Personal information
- Date of birth: 31 December 1969 (age 56)
- Position: Defender

Youth career
- Eidsvold Turn

Senior career*
- Years: Team / Apps / (Gls)
- 1986–1988: Eidsvold Turn
- 1989−1997: HamKam
- 1998: Hamar

International career
- 1985: Norway U15 / 5 / (1)
- 1986: Norway U16 / 5 / (0)
- 1988: Norway U18 / 1 / (1)
- 1987: Norway U19 / 1 / (0)

= Heine Jenssen =

Norwegian footballer (born 1965)

Heine Jenssen (born 31 December 1969) is a Norwegian footballer who mostly played as a defender for Hamarkameratene, including four seasons in the Eliteserien.

Jenssen grew up in Eidsvoll and started his career as a striker in Eidsvold Turn. He was drafted into Eidsvold Turn’s senior squad ahead of the 1986 season. Representing Norway as a youth international, his first international goal came during the Nordic tournament in the summer of 1985, where he scored the fifth goal in a 7–2 routing of Iceland U15. Contesting the 1986 UEFA European Under-16 Championship the following year, Jenssen also won the Tom Lund scholarship and was rewarded with a trial at a European academy. Youth national team coach Svein Arne Sigernes orchestrated a trial at Bayer Leverkusen together with Terje Olsen. The latter was even offered a contract.

Jenssen scored his second international goal in 1988, and was a candidate for Norway’s 1989 FIFA World Youth Championship squad, but was ultimately not selected, and did not play internationally again.

While playing for Eidsvold Turn on the fourth tier, there were minor inquiries from Strømmen IF and Alvdal IL regarding transfer possibilities. Ahead of the 1989 season, Jenssen moved to second-tier team Hamarkameratene. The team had shown their interest in Jenssen, and also boasted two other players from Eidsvoll, Tom Fodstad and Hallgeir Finbråten.

In Hamkam, Jenssen was repurposed from striker to fullback or wing-back. Hamkam won promotion in 1991, and survived a relegation playoff in 1992. Jenssen lost large parts of 1992 due to injury, but was intent on signing a new contract after his current one expired at the end of 1992. In the 1993 Eliteserien, Hamkam survived again, whereas his former teammate Hallgeir Finbråten played for Lyn who struggled.

Jenssen’s only Eliteserien goal came at home against Brann in 1993. Jenssen stole the ball from the feet of opposing goalkeeper Thor-André Olsen, went around Olsen and scored unopposed. Jenssen claimed that he had studied Olsen before the match and noticed Olsen’s difficulties with handling back-passes.

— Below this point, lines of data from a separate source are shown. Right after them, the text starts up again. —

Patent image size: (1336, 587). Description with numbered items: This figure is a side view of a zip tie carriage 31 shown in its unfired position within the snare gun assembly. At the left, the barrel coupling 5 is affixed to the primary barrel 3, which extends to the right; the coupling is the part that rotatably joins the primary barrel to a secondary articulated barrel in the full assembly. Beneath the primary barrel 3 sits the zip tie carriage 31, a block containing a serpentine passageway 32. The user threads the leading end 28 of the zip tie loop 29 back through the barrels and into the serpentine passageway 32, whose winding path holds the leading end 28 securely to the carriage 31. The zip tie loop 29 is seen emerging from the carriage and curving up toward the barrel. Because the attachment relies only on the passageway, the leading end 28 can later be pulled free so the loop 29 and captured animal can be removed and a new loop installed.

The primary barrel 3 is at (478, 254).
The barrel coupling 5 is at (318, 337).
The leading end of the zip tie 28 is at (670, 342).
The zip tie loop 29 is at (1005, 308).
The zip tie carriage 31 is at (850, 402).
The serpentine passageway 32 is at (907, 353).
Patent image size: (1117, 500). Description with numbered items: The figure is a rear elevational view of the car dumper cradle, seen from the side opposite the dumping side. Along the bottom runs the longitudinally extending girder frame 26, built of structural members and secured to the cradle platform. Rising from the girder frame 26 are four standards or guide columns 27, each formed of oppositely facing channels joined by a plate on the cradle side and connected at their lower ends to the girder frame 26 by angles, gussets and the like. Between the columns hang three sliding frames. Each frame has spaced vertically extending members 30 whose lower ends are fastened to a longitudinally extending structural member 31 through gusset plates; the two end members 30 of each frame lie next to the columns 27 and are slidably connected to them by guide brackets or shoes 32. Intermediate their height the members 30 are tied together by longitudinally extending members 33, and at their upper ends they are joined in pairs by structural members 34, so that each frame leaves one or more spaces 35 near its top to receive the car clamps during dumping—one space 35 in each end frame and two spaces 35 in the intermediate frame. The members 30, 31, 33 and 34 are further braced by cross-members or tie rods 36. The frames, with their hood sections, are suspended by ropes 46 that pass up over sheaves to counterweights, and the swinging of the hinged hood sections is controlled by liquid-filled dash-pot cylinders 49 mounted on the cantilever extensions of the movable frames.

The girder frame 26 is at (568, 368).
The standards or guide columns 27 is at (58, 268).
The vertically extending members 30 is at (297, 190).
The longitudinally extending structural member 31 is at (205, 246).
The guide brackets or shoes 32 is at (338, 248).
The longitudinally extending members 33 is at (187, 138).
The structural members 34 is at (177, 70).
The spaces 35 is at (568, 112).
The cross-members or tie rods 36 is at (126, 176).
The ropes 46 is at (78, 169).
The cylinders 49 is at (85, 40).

In 1994 and 1995, Heine Jenssen stated that he particularly struggled with opposing winger Kent Bergersen. Bergersen's team Rosenborg beat Hamkam 6–1 at Lerkendal in 1994, followed by a 9–1 routing in 1995. At the latter occasion, Hamkam's manager had tried to employ high pressure, to Jenssen's dismay: "It went well for 20 minutes, but when we became tired and did not do as we were supposed to, it devolved into – yes, simply put: madness". In the same year, as Hamkam managed to beat Bergersen's new team Vålerenga, Bergersen was neutralized to the point that "Heine Jenssen made Kent Bergersen into a mediocre Third Division player". However, Hamkam ended the 1995 Eliteserien in relegation. In the decisive match against Tromsø away, Jenssen received a red card.

Jenssen aired the possibility of leaving Hamkam in late 1996 because their latest contract offer "entailed only half of what I had expected". After the 1997 season, Jenssen definitely decided to wind down his career, and agreed to join lowly Hamar IL. Originally, Hamkam demanded a transfer fee reportedly in the region of . With Hamar IL being a hobby team, its leader regarded the demand as "silly". Jenssen called it "strange" and would rather retire than costing Hamar IL money to buy. In the end, Hamkam agreed to release Jenssen for free. Hamkam and Hamar IL also reached an agreement of intention that future transfers between the clubs should not involve fees. He retired in 1999.